No-boil noodles area unit dilutant than regular noodles and absorb flavor such a lot higher. that the finished lasagna is delicate and doesn't feel thus “heavy” as in you’re intake various noodles. Even my mate UN agency isn't a follower of food gave Pine Tree State thumbs up. I promise you wont miss the standard cheese cheese lasagna once you are attempting this chicken lasagna.



INGREDIENTS


  • 2 1/2 Tbsp. olive oil
  • 1 cup chopped onion
  • 2 Tbsp. minced garlic
  • 8 oz. white mushrooms, thinly sliced
  • 1 tsp. dried basil
  • 1 tsp. dried oregano
  • 1/2 tsp. red pepper flakes
  • 1 1/2 tsp. kosher salt, divided
  • 1 (6 oz.) bag fresh baby spinach
  • 2 cups shredded cooked chicken
  • 2 1/2 cups low-sodium chicken stock
  • 1 1/2 cups milk (I used whole milk)
  • 1/4 tsp. nutmeg
  • 1/4 cup all-purpose flour
  • 1/2 cup shredded Parmesan cheese
  • 8 no-boil lasagna noodles
  • 1 1/4 cups shredded mozzarella cheese

INSTRUCTIONS


  1. Preheat the oven to 375 degrees F.
  2. Heat a large sauté pan over medium-high heat. When hot, add oil and then the onions, garlic, mushrooms, basil, oregano, red pepper flakes, and 1/2 teaspoon of salt. Sauté for 5 minutes or until the mushrooms soften while stirring occasionally. Make sure all of the liquid has evaporated from the mushrooms before going to step 3.

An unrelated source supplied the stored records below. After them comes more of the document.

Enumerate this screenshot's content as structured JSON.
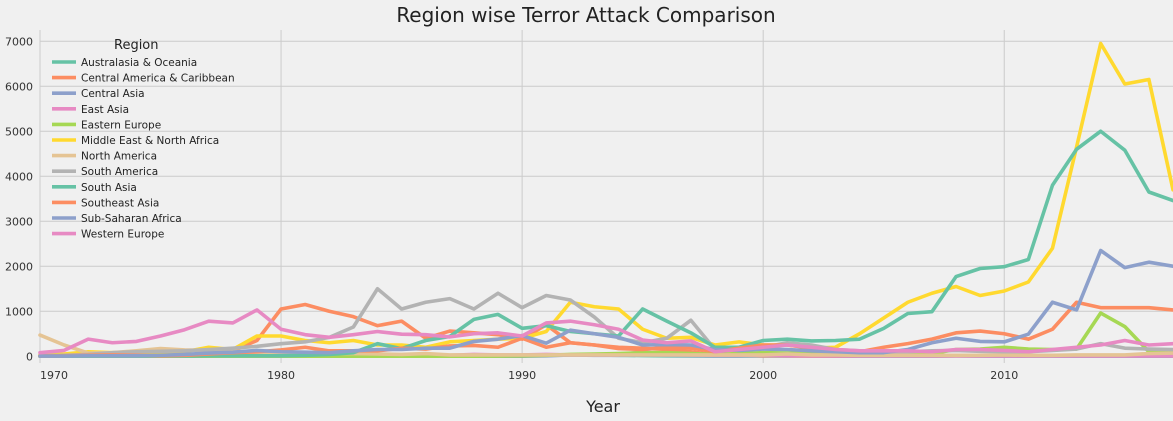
{
  "chart_data": {
    "type": "line",
    "title": "Region wise Terror Attack Comparison",
    "xlabel": "Year",
    "ylabel": "",
    "xlim": [
      1970,
      2017
    ],
    "ylim": [
      -150,
      7250
    ],
    "x_ticks": [
      1970,
      1980,
      1990,
      2000,
      2010
    ],
    "y_ticks": [
      0,
      1000,
      2000,
      3000,
      4000,
      5000,
      6000,
      7000
    ],
    "grid": true,
    "legend_title": "Region",
    "legend_position": "top-left",
    "x": [
      1970,
      1971,
      1972,
      1973,
      1974,
      1975,
      1976,
      1977,
      1978,
      1979,
      1980,
      1981,
      1982,
      1983,
      1984,
      1985,
      1986,
      1987,
      1988,
      1989,
      1990,
      1991,
      1992,
      1993,
      1994,
      1995,
      1996,
      1997,
      1998,
      1999,
      2000,
      2001,
      2002,
      2003,
      2004,
      2005,
      2006,
      2007,
      2008,
      2009,
      2010,
      2011,
      2012,
      2013,
      2014,
      2015,
      2016,
      2017
    ],
    "series": [
      {
        "name": "Australasia & Oceania",
        "color": "#66c2a5",
        "values": [
          0,
          1,
          0,
          1,
          0,
          0,
          1,
          0,
          2,
          5,
          3,
          2,
          4,
          2,
          5,
          8,
          10,
          6,
          8,
          12,
          15,
          20,
          25,
          30,
          20,
          15,
          10,
          8,
          5,
          4,
          6,
          5,
          6,
          5,
          4,
          8,
          5,
          6,
          10,
          12,
          15,
          8,
          10,
          5,
          15,
          20,
          15,
          18
        ]
      },
      {
        "name": "Central America & Caribbean",
        "color": "#fc8d62",
        "values": [
          5,
          10,
          20,
          30,
          20,
          10,
          10,
          80,
          120,
          350,
          1050,
          1150,
          1000,
          880,
          680,
          780,
          400,
          560,
          520,
          480,
          380,
          700,
          300,
          250,
          200,
          180,
          150,
          100,
          30,
          20,
          10,
          10,
          5,
          5,
          5,
          5,
          5,
          5,
          10,
          5,
          5,
          5,
          5,
          5,
          5,
          5,
          5,
          5
        ]
      },
      {
        "name": "Central Asia",
        "color": "#8da0cb",
        "values": [
          0,
          0,
          0,
          0,
          0,
          0,
          0,
          0,
          0,
          0,
          0,
          0,
          0,
          0,
          0,
          0,
          0,
          0,
          0,
          0,
          0,
          10,
          30,
          20,
          20,
          30,
          20,
          15,
          10,
          10,
          20,
          15,
          10,
          10,
          5,
          5,
          5,
          5,
          10,
          5,
          5,
          5,
          5,
          5,
          5,
          5,
          5,
          5
        ]
      },
      {
        "name": "East Asia",
        "color": "#e78ac3",
        "values": [
          2,
          5,
          5,
          10,
          10,
          10,
          10,
          20,
          10,
          10,
          20,
          20,
          10,
          10,
          10,
          20,
          20,
          20,
          40,
          30,
          30,
          40,
          30,
          30,
          30,
          100,
          40,
          30,
          20,
          20,
          20,
          10,
          10,
          10,
          10,
          10,
          10,
          10,
          10,
          10,
          10,
          10,
          10,
          10,
          10,
          10,
          10,
          10
        ]
      },
      {
        "name": "Eastern Europe",
        "color": "#a6d854",
        "values": [
          0,
          0,
          0,
          0,
          0,
          0,
          0,
          0,
          0,
          0,
          0,
          0,
          0,
          0,
          0,
          0,
          0,
          0,
          0,
          5,
          10,
          20,
          40,
          50,
          60,
          80,
          80,
          60,
          40,
          60,
          80,
          70,
          60,
          60,
          50,
          60,
          50,
          60,
          150,
          160,
          200,
          160,
          150,
          160,
          960,
          660,
          100,
          100
        ]
      },
      {
        "name": "Middle East & North Africa",
        "color": "#ffd92f",
        "values": [
          30,
          50,
          100,
          80,
          100,
          50,
          100,
          200,
          150,
          450,
          450,
          350,
          300,
          350,
          250,
          250,
          200,
          320,
          350,
          380,
          400,
          550,
          1200,
          1100,
          1050,
          600,
          400,
          420,
          250,
          320,
          250,
          250,
          180,
          200,
          500,
          850,
          1200,
          1400,
          1550,
          1350,
          1450,
          1650,
          2400,
          4650,
          6950,
          6050,
          6150,
          3700
        ]
      },
      {
        "name": "North America",
        "color": "#e5c494",
        "values": [
          470,
          250,
          70,
          80,
          120,
          170,
          140,
          130,
          110,
          80,
          80,
          70,
          60,
          60,
          50,
          40,
          60,
          30,
          30,
          30,
          30,
          30,
          30,
          30,
          30,
          30,
          30,
          30,
          30,
          30,
          30,
          50,
          30,
          30,
          20,
          20,
          20,
          20,
          20,
          20,
          30,
          20,
          20,
          30,
          30,
          30,
          60,
          70
        ]
      },
      {
        "name": "South America",
        "color": "#b3b3b3",
        "values": [
          10,
          20,
          40,
          80,
          100,
          110,
          120,
          150,
          180,
          220,
          280,
          320,
          420,
          650,
          1500,
          1050,
          1200,
          1280,
          1050,
          1400,
          1080,
          1350,
          1250,
          870,
          400,
          300,
          400,
          800,
          150,
          180,
          200,
          300,
          250,
          150,
          120,
          100,
          100,
          120,
          130,
          110,
          100,
          100,
          130,
          160,
          280,
          180,
          160,
          150
        ]
      },
      {
        "name": "South Asia",
        "color": "#66c2a5",
        "values": [
          2,
          3,
          5,
          5,
          5,
          5,
          5,
          10,
          10,
          10,
          10,
          20,
          40,
          80,
          280,
          170,
          350,
          440,
          820,
          930,
          620,
          680,
          550,
          500,
          450,
          1050,
          780,
          520,
          200,
          200,
          350,
          380,
          340,
          350,
          380,
          620,
          950,
          990,
          1770,
          1950,
          1990,
          2150,
          3800,
          4600,
          5000,
          4580,
          3650,
          3460
        ]
      },
      {
        "name": "Southeast Asia",
        "color": "#fc8d62",
        "values": [
          5,
          10,
          20,
          30,
          20,
          10,
          20,
          50,
          80,
          100,
          140,
          200,
          120,
          120,
          120,
          180,
          160,
          230,
          240,
          200,
          400,
          200,
          300,
          250,
          170,
          150,
          200,
          180,
          100,
          180,
          250,
          250,
          180,
          150,
          100,
          200,
          280,
          380,
          520,
          560,
          500,
          380,
          600,
          1200,
          1080,
          1080,
          1080,
          1030
        ]
      },
      {
        "name": "Sub-Saharan Africa",
        "color": "#8da0cb",
        "values": [
          3,
          5,
          10,
          10,
          10,
          20,
          40,
          70,
          90,
          130,
          100,
          90,
          80,
          120,
          150,
          150,
          180,
          180,
          330,
          380,
          460,
          290,
          580,
          500,
          420,
          250,
          260,
          250,
          150,
          130,
          160,
          150,
          120,
          100,
          80,
          80,
          150,
          300,
          400,
          330,
          320,
          490,
          1200,
          1030,
          2350,
          1970,
          2090,
          2000
        ]
      },
      {
        "name": "Western Europe",
        "color": "#e78ac3",
        "values": [
          80,
          130,
          380,
          300,
          330,
          450,
          590,
          780,
          740,
          1030,
          600,
          480,
          420,
          480,
          550,
          490,
          480,
          430,
          500,
          520,
          450,
          740,
          780,
          700,
          600,
          360,
          300,
          340,
          100,
          150,
          200,
          250,
          200,
          150,
          120,
          120,
          120,
          100,
          150,
          150,
          130,
          100,
          150,
          200,
          250,
          350,
          250,
          280
        ]
      }
    ]
  }
}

  3. Stir in spinach and cook until the spinach wilts. Then remove the pan from the heat and stir in the cooked chicken. Set aside.

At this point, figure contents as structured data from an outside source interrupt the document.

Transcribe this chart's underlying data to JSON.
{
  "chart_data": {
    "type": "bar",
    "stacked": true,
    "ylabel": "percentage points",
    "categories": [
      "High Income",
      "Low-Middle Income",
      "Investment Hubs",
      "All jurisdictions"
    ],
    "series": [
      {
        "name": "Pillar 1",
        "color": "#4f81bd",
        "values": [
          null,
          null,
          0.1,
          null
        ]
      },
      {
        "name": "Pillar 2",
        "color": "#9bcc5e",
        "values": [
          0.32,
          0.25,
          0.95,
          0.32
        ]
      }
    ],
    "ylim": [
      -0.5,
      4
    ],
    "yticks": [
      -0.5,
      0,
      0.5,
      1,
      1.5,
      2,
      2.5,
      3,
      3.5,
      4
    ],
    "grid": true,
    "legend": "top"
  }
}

  4. In a small saucepan, combine the chicken broth, milk, nutmeg, and remaining 1 teaspoon of salt. Bring to a slow simmer over medium heat. Once the mixture starts to bubble up around the edges, gradually whisk in the flour and let simmer until thickened, about 5-10 minutes. Stir in Parmesan cheese and then remove from heat.

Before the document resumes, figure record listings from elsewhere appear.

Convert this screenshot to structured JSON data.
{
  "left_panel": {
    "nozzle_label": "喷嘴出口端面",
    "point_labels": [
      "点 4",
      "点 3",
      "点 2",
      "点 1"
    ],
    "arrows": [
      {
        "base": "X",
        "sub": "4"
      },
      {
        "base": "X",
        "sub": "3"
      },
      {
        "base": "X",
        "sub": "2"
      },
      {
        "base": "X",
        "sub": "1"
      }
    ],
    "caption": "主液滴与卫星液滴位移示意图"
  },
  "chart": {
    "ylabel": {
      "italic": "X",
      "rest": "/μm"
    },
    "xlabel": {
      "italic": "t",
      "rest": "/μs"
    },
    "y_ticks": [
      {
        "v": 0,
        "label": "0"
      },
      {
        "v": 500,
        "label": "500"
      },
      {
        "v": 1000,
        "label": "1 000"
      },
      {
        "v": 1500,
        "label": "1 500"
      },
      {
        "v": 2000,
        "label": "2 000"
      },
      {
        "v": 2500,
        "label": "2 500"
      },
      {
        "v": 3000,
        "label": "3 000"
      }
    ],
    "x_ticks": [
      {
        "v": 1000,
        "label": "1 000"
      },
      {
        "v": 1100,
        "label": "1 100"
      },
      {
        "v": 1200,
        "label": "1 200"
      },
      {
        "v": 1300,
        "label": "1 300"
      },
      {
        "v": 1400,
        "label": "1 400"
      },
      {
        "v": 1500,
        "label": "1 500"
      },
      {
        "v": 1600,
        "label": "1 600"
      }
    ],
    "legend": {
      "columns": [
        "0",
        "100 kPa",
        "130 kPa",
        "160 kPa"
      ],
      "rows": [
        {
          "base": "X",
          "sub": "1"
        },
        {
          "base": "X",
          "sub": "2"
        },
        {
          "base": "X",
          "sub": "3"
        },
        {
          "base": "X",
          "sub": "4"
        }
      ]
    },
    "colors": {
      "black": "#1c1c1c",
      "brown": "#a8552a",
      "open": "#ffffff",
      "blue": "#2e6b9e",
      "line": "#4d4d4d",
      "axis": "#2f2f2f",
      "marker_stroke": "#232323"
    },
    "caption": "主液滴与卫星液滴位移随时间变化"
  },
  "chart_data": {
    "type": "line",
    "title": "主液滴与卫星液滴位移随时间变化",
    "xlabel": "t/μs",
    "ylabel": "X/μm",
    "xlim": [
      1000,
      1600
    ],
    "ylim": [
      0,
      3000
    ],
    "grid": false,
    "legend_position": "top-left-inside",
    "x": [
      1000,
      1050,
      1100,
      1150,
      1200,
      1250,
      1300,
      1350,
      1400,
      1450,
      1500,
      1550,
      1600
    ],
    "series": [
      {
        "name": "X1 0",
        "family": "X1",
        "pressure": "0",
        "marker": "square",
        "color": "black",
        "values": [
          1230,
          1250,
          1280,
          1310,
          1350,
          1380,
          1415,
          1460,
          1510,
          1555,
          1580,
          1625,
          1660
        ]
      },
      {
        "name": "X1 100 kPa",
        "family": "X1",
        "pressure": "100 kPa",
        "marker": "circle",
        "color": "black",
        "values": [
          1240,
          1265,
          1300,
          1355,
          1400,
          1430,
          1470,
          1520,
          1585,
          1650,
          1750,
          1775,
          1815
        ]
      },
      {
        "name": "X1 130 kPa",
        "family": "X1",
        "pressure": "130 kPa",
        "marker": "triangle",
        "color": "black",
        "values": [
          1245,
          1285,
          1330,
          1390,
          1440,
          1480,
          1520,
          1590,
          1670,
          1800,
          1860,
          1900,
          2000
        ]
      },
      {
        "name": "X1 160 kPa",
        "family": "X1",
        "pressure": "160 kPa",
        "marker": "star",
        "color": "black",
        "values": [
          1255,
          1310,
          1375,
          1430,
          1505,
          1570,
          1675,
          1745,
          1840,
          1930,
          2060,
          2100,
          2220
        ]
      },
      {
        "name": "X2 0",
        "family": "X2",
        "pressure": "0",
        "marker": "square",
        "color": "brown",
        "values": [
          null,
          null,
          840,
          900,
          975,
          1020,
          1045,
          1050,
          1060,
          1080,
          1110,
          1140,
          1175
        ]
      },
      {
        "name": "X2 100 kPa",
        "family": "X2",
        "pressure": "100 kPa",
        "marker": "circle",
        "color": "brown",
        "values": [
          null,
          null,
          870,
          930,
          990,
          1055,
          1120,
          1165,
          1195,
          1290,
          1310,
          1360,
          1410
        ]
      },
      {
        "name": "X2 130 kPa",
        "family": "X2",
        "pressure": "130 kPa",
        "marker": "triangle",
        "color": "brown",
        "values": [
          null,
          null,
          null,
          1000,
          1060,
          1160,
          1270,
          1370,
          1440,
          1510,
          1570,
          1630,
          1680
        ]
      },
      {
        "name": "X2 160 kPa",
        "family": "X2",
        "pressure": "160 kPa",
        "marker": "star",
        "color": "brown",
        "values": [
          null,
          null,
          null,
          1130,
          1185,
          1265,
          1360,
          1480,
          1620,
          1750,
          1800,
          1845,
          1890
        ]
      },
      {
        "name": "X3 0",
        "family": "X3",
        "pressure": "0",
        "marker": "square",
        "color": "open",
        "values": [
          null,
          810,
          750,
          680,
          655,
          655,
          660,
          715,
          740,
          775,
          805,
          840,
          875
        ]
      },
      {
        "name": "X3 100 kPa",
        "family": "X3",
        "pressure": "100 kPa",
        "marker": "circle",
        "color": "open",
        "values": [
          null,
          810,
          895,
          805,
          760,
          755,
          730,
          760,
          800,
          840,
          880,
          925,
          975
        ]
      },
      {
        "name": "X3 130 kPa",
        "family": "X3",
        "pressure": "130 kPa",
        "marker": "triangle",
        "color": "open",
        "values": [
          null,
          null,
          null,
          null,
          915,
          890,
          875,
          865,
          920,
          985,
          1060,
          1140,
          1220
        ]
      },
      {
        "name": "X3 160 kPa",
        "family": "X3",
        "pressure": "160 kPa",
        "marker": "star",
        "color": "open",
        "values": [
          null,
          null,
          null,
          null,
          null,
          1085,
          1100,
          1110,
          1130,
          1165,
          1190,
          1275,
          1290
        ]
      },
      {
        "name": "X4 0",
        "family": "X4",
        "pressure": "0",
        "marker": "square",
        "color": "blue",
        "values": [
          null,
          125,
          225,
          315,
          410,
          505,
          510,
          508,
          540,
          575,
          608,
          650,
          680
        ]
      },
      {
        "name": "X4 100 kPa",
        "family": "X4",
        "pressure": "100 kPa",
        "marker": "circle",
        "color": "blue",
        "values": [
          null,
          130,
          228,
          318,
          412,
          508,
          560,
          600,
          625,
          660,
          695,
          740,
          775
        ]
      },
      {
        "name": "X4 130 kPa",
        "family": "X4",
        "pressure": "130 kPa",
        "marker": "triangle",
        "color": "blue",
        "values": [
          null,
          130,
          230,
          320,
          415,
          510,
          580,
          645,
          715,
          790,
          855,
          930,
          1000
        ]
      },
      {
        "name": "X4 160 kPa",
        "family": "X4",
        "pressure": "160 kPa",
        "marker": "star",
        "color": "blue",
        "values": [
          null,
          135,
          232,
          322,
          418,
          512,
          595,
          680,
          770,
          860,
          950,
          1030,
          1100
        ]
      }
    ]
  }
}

  5. Pour 1/2 cup sauce into bottom of 10X10 square baking dish, top with 2 noodles, 1 cup chicken mixture, 1 cup sauce, and 1/4 cup mozzarella, making sure noodles are covered with sauce. You can even press them down lightly. Repeat 3 more layers with noodles, chicken, sauce, and cheese. Last layer will have slightly more sauce and remaining cheese on top.
  6. Cover baking dish with aluminum foil and bake for 25 minutes. Uncover and bake for 15 minutes longer. If desired, broil for 2-3 minutes for golden brown top. Let stand 5-8 minutes before serving.